TinyDenoiser: RNN-based Speech Enhancement on a Multi-Core MCU with Mixed FP16-INT8 Post-Training Quantization
Manuele Rusci
MSCA Post-Doc Fellow
the Katholieke Universiteit Leuven
This talk presents an optimized methodology to design and deploy Speech Enhancement (SE) algorithms based on Recurrent Neural Networks (RNNs) on a state-of-the-art MicroController Unit (MCU), with 1+8 general-purpose RISC-V cores and support for vector 8-bit integer (INT8) and 16-bit floating-point (FP16) arithmetic. To achieve low-latency execution, we propose a software pipeline interleaving parallel computation of LSTM or GRU recurrent units with manually-managed memory transfers of the model parameters. To ensure minimal accuracy degradation with respect to the full-precision models, we also propose a novel FP16-INT8 Mixed-Precision Post-Training Quantization (PTQ) scheme that compresses the recurrent layers to 8-bit while the bit precision of remaining layers is kept to FP16. Experiments are conducted on multiple LSTM and GRU based SE models belonging to the TinyDenoiser family and featuring up to 1.24M parameters.

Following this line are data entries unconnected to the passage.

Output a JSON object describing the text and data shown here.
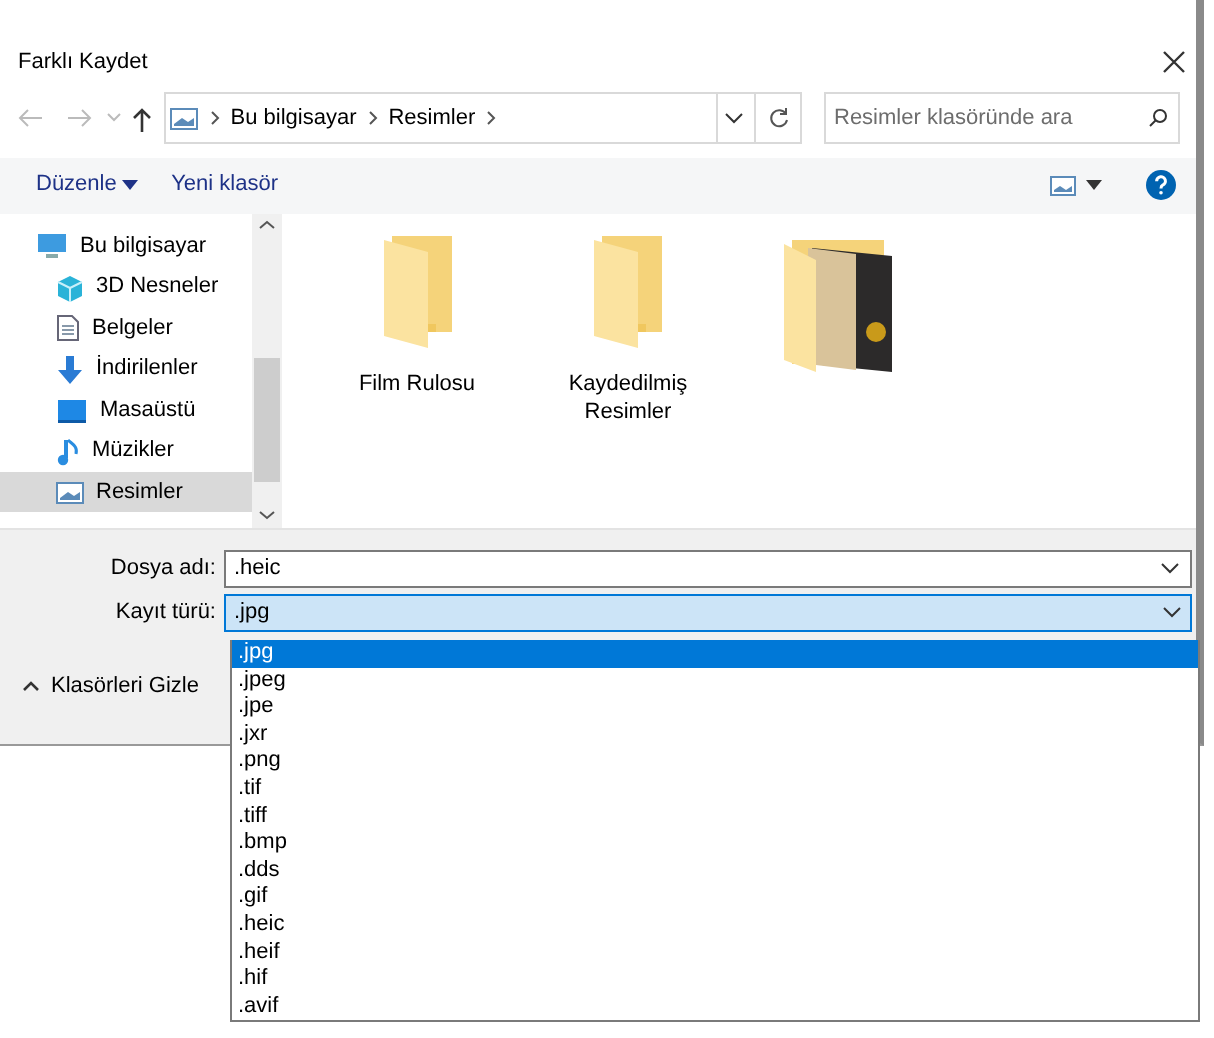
{
  "window": {
    "title": "Farklı Kaydet"
  },
  "address_bar": {
    "path": [
      "Bu bilgisayar",
      "Resimler"
    ]
  },
  "search": {
    "placeholder": "Resimler klasöründe ara"
  },
  "toolbar": {
    "organize": "Düzenle",
    "new_folder": "Yeni klasör"
  },
  "sidebar": {
    "items": [
      {
        "label": "Bu bilgisayar",
        "selected": false,
        "children": [
          {
            "label": "3D Nesneler",
            "selected": false
          },
          {
            "label": "Belgeler",
            "selected": false
          },
          {
            "label": "İndirilenler",
            "selected": false
          },
          {
            "label": "Masaüstü",
            "selected": false
          },
          {
            "label": "Müzikler",
            "selected": false
          },
          {
            "label": "Resimler",
            "selected": true
          }
        ]
      }
    ]
  },
  "folders": [
    {
      "name": "Film Rulosu",
      "kind": "plain"
    },
    {
      "name": "Kaydedilmiş Resimler",
      "kind": "plain"
    },
    {
      "kind": "pictures"
    }
  ],
  "file_name": {
    "label": "Dosya adı:",
    "value": ".heic"
  },
  "file_type": {
    "label": "Kayıt türü:",
    "value": ".jpg",
    "expanded": true,
    "options": [
      {
        "label": ".jpg",
        "selected": true
      },
      {
        "label": ".jpeg",
        "selected": false
      },
      {
        "label": ".jpe",
        "selected": false
      },
      {
        "label": ".jxr",
        "selected": false
      },
      {
        "label": ".png",
        "selected": false
      },
      {
        "label": ".tif",
        "selected": false
      },
      {
        "label": ".tiff",
        "selected": false
      },
      {
        "label": ".bmp",
        "selected": false
      },
      {
        "label": ".dds",
        "selected": false
      },
      {
        "label": ".gif",
        "selected": false
      },
      {
        "label": ".heic",
        "selected": false
      },
      {
        "label": ".heif",
        "selected": false
      },
      {
        "label": ".hif",
        "selected": false
      },
      {
        "label": ".avif",
        "selected": false
      }
    ]
  },
  "hide_folders": "Klasörleri Gizle"
}
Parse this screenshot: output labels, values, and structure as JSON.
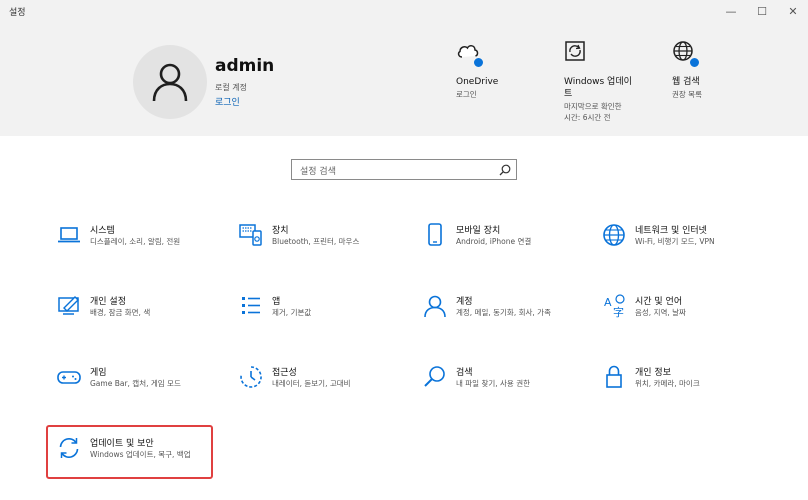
{
  "window": {
    "title": "설정",
    "minimize": "—",
    "maximize": "☐",
    "close": "✕"
  },
  "account": {
    "name": "admin",
    "type": "로컬 계정",
    "login_link": "로그인"
  },
  "header_items": [
    {
      "title": "OneDrive",
      "sub": "로그인",
      "icon": "cloud-icon"
    },
    {
      "title_line1": "Windows 업데이",
      "title_line2": "트",
      "sub_line1": "마지막으로 확인한",
      "sub_line2": "시간: 6시간 전",
      "icon": "windows-update-icon"
    },
    {
      "title": "웹 검색",
      "sub": "권장 목록",
      "icon": "globe-icon"
    }
  ],
  "search": {
    "placeholder": "설정 검색"
  },
  "categories": [
    {
      "title": "시스템",
      "sub": "디스플레이, 소리, 알림, 전원",
      "icon": "laptop-icon"
    },
    {
      "title": "장치",
      "sub": "Bluetooth, 프린터, 마우스",
      "icon": "devices-icon"
    },
    {
      "title": "모바일 장치",
      "sub": "Android, iPhone 연결",
      "icon": "phone-icon"
    },
    {
      "title": "네트워크 및 인터넷",
      "sub": "Wi-Fi, 비행기 모드, VPN",
      "icon": "globe-icon"
    },
    {
      "title": "개인 설정",
      "sub": "배경, 잠금 화면, 색",
      "icon": "personalization-icon"
    },
    {
      "title": "앱",
      "sub": "제거, 기본값",
      "icon": "apps-icon"
    },
    {
      "title": "계정",
      "sub": "계정, 메일, 동기화, 회사, 가족",
      "icon": "person-icon"
    },
    {
      "title": "시간 및 언어",
      "sub": "음성, 지역, 날짜",
      "icon": "time-language-icon"
    },
    {
      "title": "게임",
      "sub": "Game Bar, 캡처, 게임 모드",
      "icon": "gamepad-icon"
    },
    {
      "title": "접근성",
      "sub": "내레이터, 돋보기, 고대비",
      "icon": "accessibility-icon"
    },
    {
      "title": "검색",
      "sub": "내 파일 찾기, 사용 권한",
      "icon": "search-icon"
    },
    {
      "title": "개인 정보",
      "sub": "위치, 카메라, 마이크",
      "icon": "lock-icon"
    },
    {
      "title": "업데이트 및 보안",
      "sub": "Windows 업데이트, 복구, 백업",
      "icon": "update-icon"
    }
  ],
  "colors": {
    "accent": "#0a73d9",
    "highlight_border": "#e04040",
    "header_bg": "#f2f2f2"
  }
}
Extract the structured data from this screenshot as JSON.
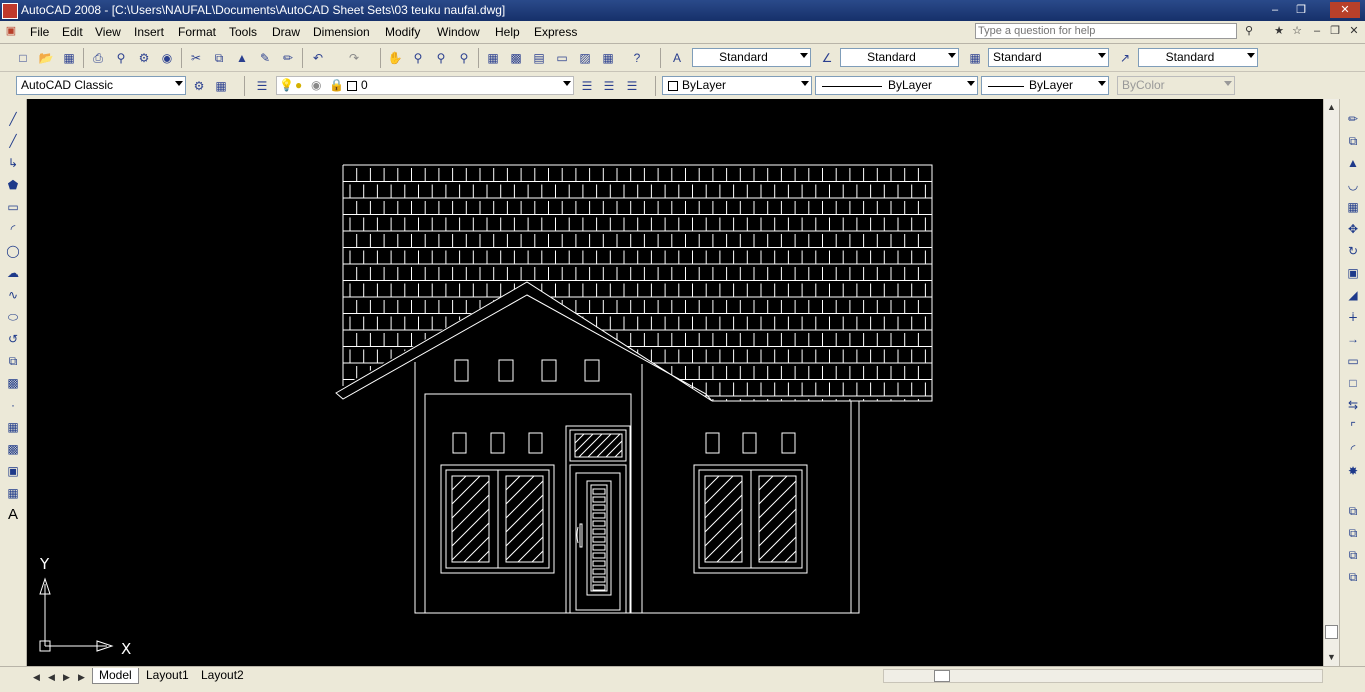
{
  "window": {
    "title": "AutoCAD 2008 - [C:\\Users\\NAUFAL\\Documents\\AutoCAD Sheet Sets\\03 teuku naufal.dwg]",
    "minimize": "–",
    "restore": "❐",
    "close": "✕"
  },
  "menu": {
    "items": [
      "File",
      "Edit",
      "View",
      "Insert",
      "Format",
      "Tools",
      "Draw",
      "Dimension",
      "Modify",
      "Window",
      "Help",
      "Express"
    ],
    "help_placeholder": "Type a question for help"
  },
  "styles_toolbar": {
    "text_style": "Standard",
    "dim_style": "Standard",
    "table_style": "Standard",
    "multileader_style": "Standard"
  },
  "workspace_toolbar": {
    "workspace": "AutoCAD Classic",
    "layer": "0",
    "color": "ByLayer",
    "linetype": "ByLayer",
    "lineweight": "ByLayer",
    "plotstyle": "ByColor"
  },
  "ucs": {
    "x_label": "X",
    "y_label": "Y"
  },
  "layout_tabs": [
    "Model",
    "Layout1",
    "Layout2"
  ],
  "colors": {
    "canvas": "#000000",
    "drawing_lines": "#ffffff",
    "title_bar": "#1c3b7a",
    "chrome": "#ece9d8"
  }
}
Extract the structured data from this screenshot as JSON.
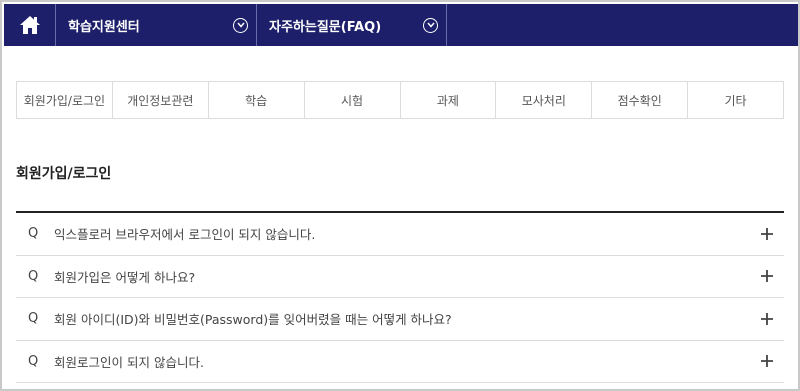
{
  "nav": {
    "home_icon": "home-icon",
    "menus": [
      {
        "label": "학습지원센터",
        "icon": "chevron-down-circle-icon"
      },
      {
        "label": "자주하는질문(FAQ)",
        "icon": "chevron-down-circle-icon"
      }
    ],
    "bg_color": "#1d1f6b"
  },
  "categories": [
    "회원가입/로그인",
    "개인정보관련",
    "학습",
    "시험",
    "과제",
    "모사처리",
    "점수확인",
    "기타"
  ],
  "section": {
    "title": "회원가입/로그인"
  },
  "faq": {
    "marker": "Q",
    "expand_icon": "plus-icon",
    "items": [
      "익스플로러 브라우저에서 로그인이 되지 않습니다.",
      "회원가입은 어떻게 하나요?",
      "회원 아이디(ID)와 비밀번호(Password)를 잊어버렸을 때는 어떻게 하나요?",
      "회원로그인이 되지 않습니다."
    ]
  }
}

Thanks to the proposed approach, we speed-up the computation by up to 4× with respect to the lossless FP16 baselines, while showing a low-degradation of the PESQ score. Our design results 10× more energy efficient than state-of-the-art SE solutions deployed on single-core MCUs that make use of smaller models and quantization-aware training.